[ajross]

No, it's the specified behavior of a Unix pipe or socket[1]. If you want it not to block, you should set the O_NONBLOCK flag using fcntl(). Being "write ready" just means that it can take at least one byte in a buffer; it can't possibly be a promise not to block if you feed it a 2G buffer.

[1] But not disk files. Local disk storage isn't considered "blocking" if it simply needs to do a disk seek before returning the data. Most unix geeks end up finding this out experimentally at some point in their careers and using strong language. No, I don't know what they were thinking either...

[haberman]

In the SuS description of poll(), it says that POLLOUT means "Normal data may be written without blocking." However it does not say how much data. It is unexpected that a write() call would block instead of returning a short count; for example, if you feed it a 2G buffer, it could return 4096 indicating that only 4k of the 2G was actually written.

[ajross]

It could, but it doesn't and never has. The standard was written to admit a broader set of behavior than real systems actually implement.

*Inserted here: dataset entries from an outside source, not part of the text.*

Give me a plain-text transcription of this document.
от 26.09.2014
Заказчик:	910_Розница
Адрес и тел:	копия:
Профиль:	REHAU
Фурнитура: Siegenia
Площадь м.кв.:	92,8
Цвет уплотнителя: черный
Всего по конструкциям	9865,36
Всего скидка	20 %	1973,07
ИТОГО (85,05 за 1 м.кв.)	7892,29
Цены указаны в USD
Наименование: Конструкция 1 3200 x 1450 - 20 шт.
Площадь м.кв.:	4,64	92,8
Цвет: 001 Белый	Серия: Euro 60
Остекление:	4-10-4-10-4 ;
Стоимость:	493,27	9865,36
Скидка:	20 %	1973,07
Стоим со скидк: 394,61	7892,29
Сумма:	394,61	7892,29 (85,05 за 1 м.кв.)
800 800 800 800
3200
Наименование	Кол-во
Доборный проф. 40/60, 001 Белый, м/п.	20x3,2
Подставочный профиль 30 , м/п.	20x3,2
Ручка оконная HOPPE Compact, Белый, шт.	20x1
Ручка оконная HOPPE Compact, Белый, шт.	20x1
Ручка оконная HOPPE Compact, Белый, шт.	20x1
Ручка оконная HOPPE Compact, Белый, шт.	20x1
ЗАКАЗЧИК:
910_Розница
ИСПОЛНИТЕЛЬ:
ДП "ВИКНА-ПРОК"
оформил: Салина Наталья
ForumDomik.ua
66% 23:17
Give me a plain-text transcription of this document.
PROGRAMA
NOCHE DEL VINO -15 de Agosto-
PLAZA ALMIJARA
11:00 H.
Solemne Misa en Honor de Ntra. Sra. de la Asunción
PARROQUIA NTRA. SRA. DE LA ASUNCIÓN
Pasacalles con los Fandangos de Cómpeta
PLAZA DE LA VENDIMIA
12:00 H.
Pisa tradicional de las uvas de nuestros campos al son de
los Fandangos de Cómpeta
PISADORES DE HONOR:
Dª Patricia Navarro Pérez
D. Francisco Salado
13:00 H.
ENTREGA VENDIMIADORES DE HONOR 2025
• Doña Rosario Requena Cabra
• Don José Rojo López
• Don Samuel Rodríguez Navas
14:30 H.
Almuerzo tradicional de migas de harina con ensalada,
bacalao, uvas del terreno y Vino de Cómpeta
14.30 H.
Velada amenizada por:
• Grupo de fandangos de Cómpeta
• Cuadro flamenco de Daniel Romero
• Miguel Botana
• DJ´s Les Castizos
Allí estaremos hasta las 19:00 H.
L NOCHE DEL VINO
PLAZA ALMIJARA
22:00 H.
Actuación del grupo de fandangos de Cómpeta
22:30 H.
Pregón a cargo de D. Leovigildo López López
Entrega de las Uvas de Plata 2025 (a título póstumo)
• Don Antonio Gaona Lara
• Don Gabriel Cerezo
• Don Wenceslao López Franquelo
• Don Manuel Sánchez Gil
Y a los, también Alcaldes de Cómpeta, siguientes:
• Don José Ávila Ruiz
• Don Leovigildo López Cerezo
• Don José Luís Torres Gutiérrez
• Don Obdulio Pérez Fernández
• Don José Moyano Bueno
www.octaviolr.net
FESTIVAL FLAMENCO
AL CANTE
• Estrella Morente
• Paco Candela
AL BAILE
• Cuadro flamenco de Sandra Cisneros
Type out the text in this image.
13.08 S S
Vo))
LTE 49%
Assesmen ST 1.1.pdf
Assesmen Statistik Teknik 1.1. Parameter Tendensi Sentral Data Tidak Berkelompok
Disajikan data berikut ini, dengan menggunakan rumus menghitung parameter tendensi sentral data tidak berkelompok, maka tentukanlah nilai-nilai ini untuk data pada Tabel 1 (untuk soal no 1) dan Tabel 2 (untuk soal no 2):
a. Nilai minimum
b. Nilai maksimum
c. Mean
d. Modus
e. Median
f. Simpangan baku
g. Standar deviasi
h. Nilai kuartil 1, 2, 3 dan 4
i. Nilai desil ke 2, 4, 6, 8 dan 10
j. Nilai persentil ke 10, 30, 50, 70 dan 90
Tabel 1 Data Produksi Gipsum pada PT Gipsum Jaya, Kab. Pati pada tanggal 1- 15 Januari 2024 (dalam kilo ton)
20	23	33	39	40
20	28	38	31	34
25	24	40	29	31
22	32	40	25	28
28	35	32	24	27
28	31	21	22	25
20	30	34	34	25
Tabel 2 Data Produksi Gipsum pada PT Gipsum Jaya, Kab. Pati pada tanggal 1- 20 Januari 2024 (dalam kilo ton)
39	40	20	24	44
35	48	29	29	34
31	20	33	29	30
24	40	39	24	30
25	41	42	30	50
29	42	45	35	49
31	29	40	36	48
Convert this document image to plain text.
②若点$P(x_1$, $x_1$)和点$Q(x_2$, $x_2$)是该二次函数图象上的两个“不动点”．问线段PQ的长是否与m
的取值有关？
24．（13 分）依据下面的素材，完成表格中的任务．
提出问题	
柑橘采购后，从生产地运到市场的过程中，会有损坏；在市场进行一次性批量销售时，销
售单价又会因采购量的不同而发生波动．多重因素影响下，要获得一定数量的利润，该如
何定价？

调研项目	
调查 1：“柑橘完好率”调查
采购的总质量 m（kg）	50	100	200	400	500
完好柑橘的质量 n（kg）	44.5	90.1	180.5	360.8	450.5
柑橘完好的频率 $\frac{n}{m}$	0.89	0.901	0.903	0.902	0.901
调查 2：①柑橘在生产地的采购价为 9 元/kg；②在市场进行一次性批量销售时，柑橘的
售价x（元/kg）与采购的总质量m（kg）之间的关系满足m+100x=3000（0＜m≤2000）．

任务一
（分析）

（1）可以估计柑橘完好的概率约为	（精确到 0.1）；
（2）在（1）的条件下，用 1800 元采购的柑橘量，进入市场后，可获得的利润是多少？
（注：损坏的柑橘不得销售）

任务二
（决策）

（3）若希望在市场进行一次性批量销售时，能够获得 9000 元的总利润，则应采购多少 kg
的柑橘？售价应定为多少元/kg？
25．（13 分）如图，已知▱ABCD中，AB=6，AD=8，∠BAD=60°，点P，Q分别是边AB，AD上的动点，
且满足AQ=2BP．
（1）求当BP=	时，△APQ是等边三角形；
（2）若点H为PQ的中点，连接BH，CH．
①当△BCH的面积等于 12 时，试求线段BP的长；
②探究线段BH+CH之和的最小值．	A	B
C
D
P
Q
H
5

And in this case, there's absolutely nothing "surprising" to my eyes about a blocking (!) socket blocking on overflow.

Again: there is already a mechanism in place to support non-blocking behavior, and it's not this one.

[neilc]

If you want it not to block, you should set the O_NONBLOCK flag using fcntl().

Certainly, I had assumed that the OP was talking about poll over non-blocking pipes.